Rememoro, pocos años después, mi juramento a la bandera en el servicio militar, acto cuya voluntariedad "se me suponía" (como al valor), o la jura de bandera de mi hermano Javi donde le sorprendí con unas fotos la mar de irrespetuosas con el evento...
Y recuerdo, mucho antes mi cuerpo preadolescente semisdesnudo envuelto en la bandera de España, como ensayo de una obra de teatro que nunca se llegó a representar, en un probable capricho voyeurista de aquel hermano marista que era nuestro "formador".

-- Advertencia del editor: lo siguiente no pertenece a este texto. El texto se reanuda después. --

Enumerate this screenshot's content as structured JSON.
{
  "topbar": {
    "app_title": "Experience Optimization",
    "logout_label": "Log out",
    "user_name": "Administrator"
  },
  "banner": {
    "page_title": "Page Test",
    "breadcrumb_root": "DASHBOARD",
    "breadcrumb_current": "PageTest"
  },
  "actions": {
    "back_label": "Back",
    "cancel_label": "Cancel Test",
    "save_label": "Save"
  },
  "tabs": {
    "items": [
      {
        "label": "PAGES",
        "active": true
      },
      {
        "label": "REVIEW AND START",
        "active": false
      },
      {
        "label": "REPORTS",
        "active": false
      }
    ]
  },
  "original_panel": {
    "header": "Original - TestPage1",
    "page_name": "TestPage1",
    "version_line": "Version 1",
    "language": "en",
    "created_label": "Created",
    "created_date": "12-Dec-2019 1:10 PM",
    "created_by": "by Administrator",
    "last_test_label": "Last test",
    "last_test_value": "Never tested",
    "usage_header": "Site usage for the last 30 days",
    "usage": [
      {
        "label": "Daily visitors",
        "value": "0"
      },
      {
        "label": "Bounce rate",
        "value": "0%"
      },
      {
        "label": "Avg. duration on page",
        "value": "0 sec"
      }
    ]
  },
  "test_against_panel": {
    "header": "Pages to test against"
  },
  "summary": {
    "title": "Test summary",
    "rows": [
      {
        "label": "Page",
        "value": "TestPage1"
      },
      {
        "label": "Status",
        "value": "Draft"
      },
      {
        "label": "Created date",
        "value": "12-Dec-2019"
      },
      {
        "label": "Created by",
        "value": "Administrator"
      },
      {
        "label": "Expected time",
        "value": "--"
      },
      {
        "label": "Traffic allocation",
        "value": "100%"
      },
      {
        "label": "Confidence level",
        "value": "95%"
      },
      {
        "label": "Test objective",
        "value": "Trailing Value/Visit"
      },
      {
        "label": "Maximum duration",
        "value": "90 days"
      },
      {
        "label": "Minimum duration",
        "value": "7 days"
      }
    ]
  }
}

Y llega el día en que contemplo esteladas por miles, rojigualdas por doquier, fotos parcheadas con infinitos gomets a franjas rojas y amarillas... Me cercan, me rodean, me envuelven, me atosigan, me roban el aire: no me dejan respirar. En su nombre se miente, se insulta y se violenta. Las usamos como salvoconducto en las calles, como marca de sangre sobre puertas y ventanas ante la llegada de la décima plaga, como capa que protege nuestras espaldas, como imaginario escudo frente a los golpes... Como un mantra se apoderan de mí los viejos versos: "El alma se nos llena de banderas" (Víctor Jara), pero yo lo reelaboro en mi interior: "Las banderas nos llenan el alma" ¡Y ya no nos cabe nada más!
Telas trágicas, trapos sagrados, efímeros ropajes de identidad; ahora la única bandera ondeando al viento que contemplo con simpatía es la de nuestra biblioteca escolar, emblema del paradisíaco país (esta vez sí) de la lectura.